Mobile Senior Pantry
Back Dock eventually begat another program that works as a distribution system for these perfectly fine items. Mobile Senior Pantry takes food and personal items directly to seniors living in six local community homes or properties managed by the Lebanon Housing Authority.
“We’re sending out over 10,000 pounds of food as part of Mobile Senior Pantry, which is a ministry that came out of the excesses of Back Dock,” Blouch said. “We served about 47% of those living in those six buildings. And in the course of the year of ’24, we shared 10,427 pounds of food. Now, this year by October, we were already at 10,000 pounds of food. So we will be well ahead of that by the end of ’25.”

By the numbers
Lebanon Rescue Mission is a statistical-driven charity, says Blouch, given the vast volume of people they serve.
“We’ve already served 30,000 meals, and that was at the end of October. And those served meals don’t include 10,000 pounds of food that has been taken to the senior buildings of community homes with our Mobile Senior Pantry,” Blouch said, adding that they will have had over 500 unique touches with men this year. “So we’re on track, we’ll probably have served or provided 55,000 meals this year. That is about 30% over what we did last year. So that’s a significant jump in one year.”
Part of the reason that’s the case is because of the mission’s Sunday Supper program.
“I think because we’re serving so many more men that that increases dramatically our meal count. We’ve also had a pretty relatively stable number of community members coming for those Sunday meals. We are the only ones that provide a Sunday supper in the community.”
“So we do the Sunday meals so that LCCM (Lebanon County Christian Ministries) doesn’t have to provide a hot meal on Sunday because they are providing them with lunches throughout the week.”

Lebanon Rescue Mission’s future
Blouch said several senior level directors will stay, more or less, at the mission until the new shelter opens and then retire to enjoy their senior years. She is tentatively targeting a date in 2028 as her last.
“We’re planning for the transition of the leadership – myself and several of the other directors – as we approach retirement.

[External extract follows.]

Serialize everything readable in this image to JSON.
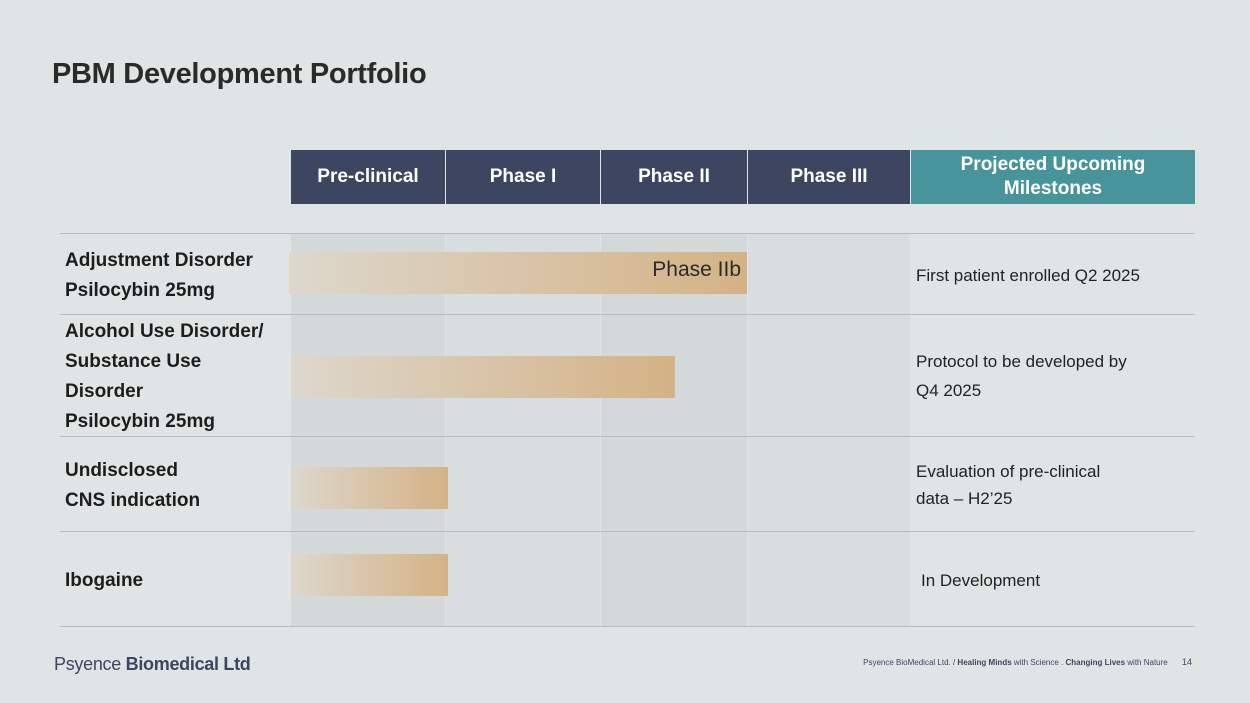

We’re pouring into the next generation that will lead this ministry for the next 30, 40, 50 years,” she said. “So it is an interesting time because simultaneously with the largest step of growth, you’ll have the largest transition of leadership in our organization. So we’ve taken kind of a long view so that we’re not all going out the door the same day. We’re bringing on staff who don’t just want a place to work, but they want a place to grow and stay and grow in leadership.”
The reason to be thankful
In this Thanksgiving season, Blouch said she is not only grateful for God’s graces throughout the year but for the past 80-plus years of LRM’s existence in the Lebanon Valley.
“God is so good. So good. And we truly believe that as long as we stay focused on what the Lord wants us to do, which is ultimately his mission, he will provide the funding,” she said. “And we’re seeing that with this new project. He has provided almost $3 million in pledges in less than 11 months. That makes it perfectly clear who’s moving this project. So to him be all the glory because that is not typically how (capital) campaigns go.”